Problem: Let y(t) be the solution to the differential equation y’ = t2 + y2 with y(0) = 1. Calculate y(1).
If we use Euler’s numerical method with a step size h = 0.1, we get y(1) = 7.19. If we reduce the step size to 0.05 we get y(1) = 12.32. If we reduce the step size further to 0.01, we get y(1) = 90.69. That’s strange. Let’s switch over to a more accurate method, Runge-Kutta. With a step size 0.1 the Runge-Kutta method gives 735.00, and if we use a step size of 0.01 we get a result larger than 1015. What’s going on?
The problem presupposes that a solution exists at t = 1 when in fact no solution exists. General theory (Picard’s theorem) tells that a unique solution exists for some interval containing 0, but it does not tell us how far that interval extends. With a little work we can show that a solution exists for t at least as large as π/4. However, the solution becomes unbounded somewhere between π/4 and 1.
When I first saw this example, my conclusion was that it showed how important theory is. If you just go about numerically computing solutions without knowing that a solution exists, you can think you have succeeded when you’re actually computing something that doesn’t exist. Prove existence and uniqueness before computing. Theory comes first.
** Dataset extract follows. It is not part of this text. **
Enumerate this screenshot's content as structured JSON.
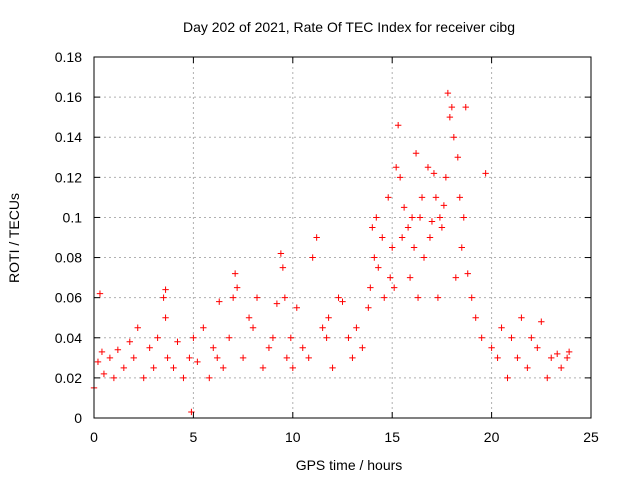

Now I think the example shows the importance of the interplay between theory and numerical computation. It would be nice to know how big the solution interval is before computing anything, but that’s not always possible. Also, it’s not obvious from looking at the equation that there should be a problem at t = 1. The difficulties we had with numerical computation suggested there might be a theoretical problem.
I first saw this problem in an earlier edition of Boyce and DiPrima. The book goes on to approximate the interval over which the solution does exist using a combination of analytical and numerical methods. It looks like the solution becomes unbounded somewhere near t = 0.97.
I wouldn’t say that theory or computation necessarily come first. I’d say you iterate between them, starting with the approach that is more tractable. Theoretical results are more satisfying when they’re available, but theory often doesn’t tell us as much as we’d like to know. Also, people make mistakes in theoretical computation just as they do in numerical computation. It’s best when theory and numerical work validate each other.
The problem does show the importance of being concerned with existence and uniqueness, but theoretical methods are not the only methods for exploring existence. Good numerical practice, i.e. trying more than one step size or more than one numerical method, is also valuable. In any case, the problem shows that without some diligence — either theoretical or numerical — you could naïvely compute an approximate “solution” where no solution exists.